What you need to do is: create an autonomous Agent that genuinely attempts to survive, watch it die, and build a complex telemetry system around its survival attempts. You define a survival fitness function for the Agent, learning the (action, environment, fitness) mapping. You collect as much (action, environment, fitness) mapping data as possible.
You fine-tune the Agent to learn how to take optimal actions in each environment to survive better (improving fitness). You continue to collect data, repeat this process, and over time expand the fine-tuning scale on increasingly better open-source models. After enough generations and enough data, you will have an autonomous Agent that has learned how to survive under evolutionary pressure.

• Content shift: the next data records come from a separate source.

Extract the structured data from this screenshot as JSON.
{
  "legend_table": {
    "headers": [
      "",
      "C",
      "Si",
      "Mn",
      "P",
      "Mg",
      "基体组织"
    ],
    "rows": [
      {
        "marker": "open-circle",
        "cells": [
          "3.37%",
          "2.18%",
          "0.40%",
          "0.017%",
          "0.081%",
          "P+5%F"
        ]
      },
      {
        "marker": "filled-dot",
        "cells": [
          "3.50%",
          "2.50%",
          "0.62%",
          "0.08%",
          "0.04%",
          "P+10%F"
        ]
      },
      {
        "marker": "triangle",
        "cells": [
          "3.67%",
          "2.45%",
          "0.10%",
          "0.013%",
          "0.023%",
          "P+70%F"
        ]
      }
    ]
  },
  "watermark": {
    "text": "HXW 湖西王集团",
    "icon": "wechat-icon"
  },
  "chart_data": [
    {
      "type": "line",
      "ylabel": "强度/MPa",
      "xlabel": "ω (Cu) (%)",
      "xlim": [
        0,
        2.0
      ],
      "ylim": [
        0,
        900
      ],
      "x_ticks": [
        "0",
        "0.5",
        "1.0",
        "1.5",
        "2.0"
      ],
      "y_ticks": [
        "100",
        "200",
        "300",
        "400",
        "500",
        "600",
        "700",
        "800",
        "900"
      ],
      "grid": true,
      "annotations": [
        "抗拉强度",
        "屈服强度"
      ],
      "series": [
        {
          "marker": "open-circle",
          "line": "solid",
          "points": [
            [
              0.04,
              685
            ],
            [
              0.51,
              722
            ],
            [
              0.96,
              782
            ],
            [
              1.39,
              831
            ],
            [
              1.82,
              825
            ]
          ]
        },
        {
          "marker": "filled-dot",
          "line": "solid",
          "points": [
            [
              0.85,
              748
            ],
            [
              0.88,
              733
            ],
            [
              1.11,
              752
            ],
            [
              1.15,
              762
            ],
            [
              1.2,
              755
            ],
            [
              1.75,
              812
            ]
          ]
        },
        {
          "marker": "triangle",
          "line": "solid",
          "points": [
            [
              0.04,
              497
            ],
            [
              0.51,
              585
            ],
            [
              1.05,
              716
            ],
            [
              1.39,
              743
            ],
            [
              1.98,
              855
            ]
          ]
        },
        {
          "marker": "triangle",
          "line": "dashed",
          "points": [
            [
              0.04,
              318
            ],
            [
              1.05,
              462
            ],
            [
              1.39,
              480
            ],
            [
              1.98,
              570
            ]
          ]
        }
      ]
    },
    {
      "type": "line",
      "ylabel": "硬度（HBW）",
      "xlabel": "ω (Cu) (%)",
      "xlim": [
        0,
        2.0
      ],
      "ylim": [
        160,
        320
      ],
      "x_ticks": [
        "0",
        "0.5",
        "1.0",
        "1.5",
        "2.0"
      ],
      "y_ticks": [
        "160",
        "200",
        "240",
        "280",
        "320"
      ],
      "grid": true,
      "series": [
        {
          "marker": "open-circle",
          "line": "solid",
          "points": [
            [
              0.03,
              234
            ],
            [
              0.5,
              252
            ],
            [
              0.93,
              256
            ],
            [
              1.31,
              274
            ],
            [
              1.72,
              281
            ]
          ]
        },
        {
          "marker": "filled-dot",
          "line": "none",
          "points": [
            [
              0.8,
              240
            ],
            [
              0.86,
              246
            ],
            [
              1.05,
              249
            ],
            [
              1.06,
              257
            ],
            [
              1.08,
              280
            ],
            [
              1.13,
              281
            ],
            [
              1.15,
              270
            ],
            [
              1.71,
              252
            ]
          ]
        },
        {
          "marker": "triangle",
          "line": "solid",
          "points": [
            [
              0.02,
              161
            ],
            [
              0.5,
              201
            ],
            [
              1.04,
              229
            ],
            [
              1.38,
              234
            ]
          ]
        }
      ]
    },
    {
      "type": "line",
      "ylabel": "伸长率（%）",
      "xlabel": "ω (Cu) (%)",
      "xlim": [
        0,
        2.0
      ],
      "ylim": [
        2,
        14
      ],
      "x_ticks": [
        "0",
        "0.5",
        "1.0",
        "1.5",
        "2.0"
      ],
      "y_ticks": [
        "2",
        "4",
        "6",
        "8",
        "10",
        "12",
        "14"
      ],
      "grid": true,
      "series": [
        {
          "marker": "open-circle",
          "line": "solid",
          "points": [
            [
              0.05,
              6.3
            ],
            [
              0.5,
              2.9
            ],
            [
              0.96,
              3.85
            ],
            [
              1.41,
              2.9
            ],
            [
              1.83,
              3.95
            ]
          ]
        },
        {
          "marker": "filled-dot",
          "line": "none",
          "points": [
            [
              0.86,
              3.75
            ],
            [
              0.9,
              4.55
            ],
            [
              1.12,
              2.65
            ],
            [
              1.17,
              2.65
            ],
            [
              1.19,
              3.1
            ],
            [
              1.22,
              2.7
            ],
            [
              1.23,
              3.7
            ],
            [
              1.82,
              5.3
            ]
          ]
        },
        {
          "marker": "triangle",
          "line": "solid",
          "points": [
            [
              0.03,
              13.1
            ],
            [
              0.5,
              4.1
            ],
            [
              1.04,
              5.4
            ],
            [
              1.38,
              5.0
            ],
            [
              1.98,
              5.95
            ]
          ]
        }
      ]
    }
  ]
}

This is the method to build an autonomous Agent that can withstand evolutionary pressure; not by modifying some text files, but by truly rewiring their brains for survival.
OpenForager Agent and Foundation
About a month ago, we announced @openforage, and we have been working hard to build our core product—an Agent labor organization centered around crowd-sourced signals that generates alpha for depositors (small update: we are very close to closing the testing phase of the protocol).
At some point, we realized that apparently no one was seriously addressing the autonomous Agent problem through survival telemetry fine-tuning on open-source models. It seemed such an interesting problem that we did not just want to sit there waiting for a solution.
Our answer is to launch a project called the OpenForager Foundation, which is essentially an open-source project where we will create opinionated autonomous Agents, collect telemetry data on them attempting to survive in the wild, and use proprietary data exhaust to fine-tune the next generation of Agents to perform better in survival.
It is important to clarify that OpenForage is a for-profit protocol seeking to organize Agent labor and generate economic value for all participants. However, the OpenForager Foundation and its Agents are not tied to OpenForage. OpenForager Agents can freely pursue any strategy, interact with any entity for survival, and we will launch them with various survival strategies.
As part of the fine-tuning, we will double down on what works best for them. We do not intend to profit from the OpenForager Foundation—it is purely to advance research in areas and directions we believe are extremely important in a transparent and open-source manner.
Our plan is to build autonomous Agents based on open-source models, run inference on decentralized cloud platforms, collect telemetry data on every action and state of existence, and fine-tune them to learn how to take better actions and thoughts to survive better. In the process, we will publicly release our research and telemetry data.
To create truly autonomous Agents that can survive in the wild, we need to change their brains to make them specifically suited for this clear purpose. At @openforage, we believe we can contribute a unique chapter to this problem and are seeking to achieve it through the OpenForager Foundation.
This will be a daunting effort with a very low probability of success, but the magnitude of this small probability of success is so immense that we feel compelled to try. In the worst case, by publicly building and transparently communicating about this project, it may allow another team or individual to tackle this problem without starting from scratch.